Both these difficulties would be removed by adopting the explanation of an anonymous author in the Journal de Physique[745], founded as he asserts on actual observation. He says that he saw a small spider, which he had forced to suspend itself by its thread from the point of a feather, shoot out obliquely in opposite directions other smaller threads, which attached themselves in the still air of a room, without any influence of the wind, to the objects towards which they were directed. He therefore infers that spiders have the power of shooting out threads and directing them at pleasure towards a determined point, judging of the distance and position of the object by some sense of which we are ignorant. Something like this manœuvre I once myself witnessed in a male of the small garden spider (Epeira? reticulata). It was standing midway on a long perpendicular fixed thread, and an appearance caught my eye of what seemed to be the emission of threads from its projected spinners. I therefore moved my arm in the direction in which they apparently proceeded, and, as I suspected, a floating thread attached itself to my coat, along which the spider crept. As this was connected with the spinners of the spider, it could not have been formed in the same way with the secondary thread of E. Diadema above described.
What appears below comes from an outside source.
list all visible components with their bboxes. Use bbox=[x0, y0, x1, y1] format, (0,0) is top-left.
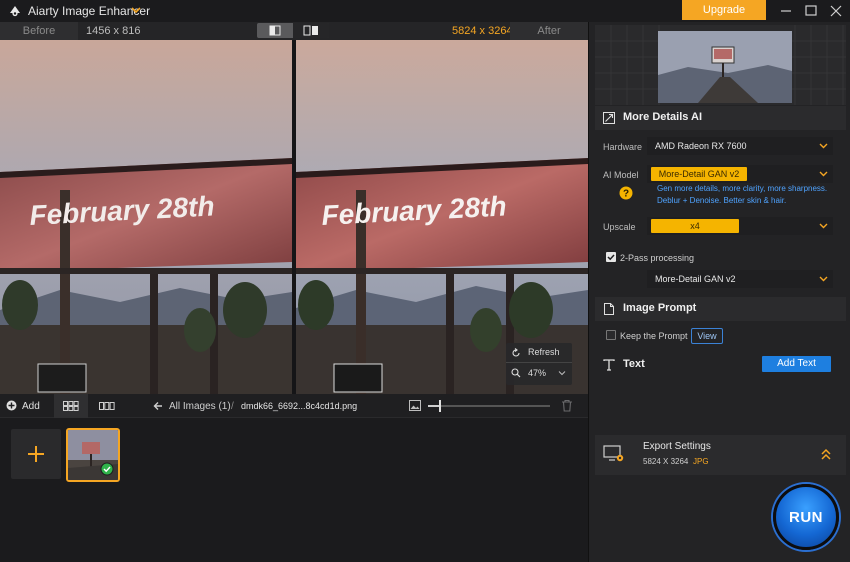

Probably in this case, as in so many others, we bewilder ourselves by attempting to make nature bend to generalities to which she disdains to submit. Different spiders may lay the foundations of their net in a different manner; some on the plan adopted by E. Diadema; others, as Lister long ago conjectured[746], by shooting out threads in the mode of the flying species, as in the instances recorded by the anonymous observer, and Mr. Knight. Nor is it improbable that the same species has the power of varying its procedures according to circumstances.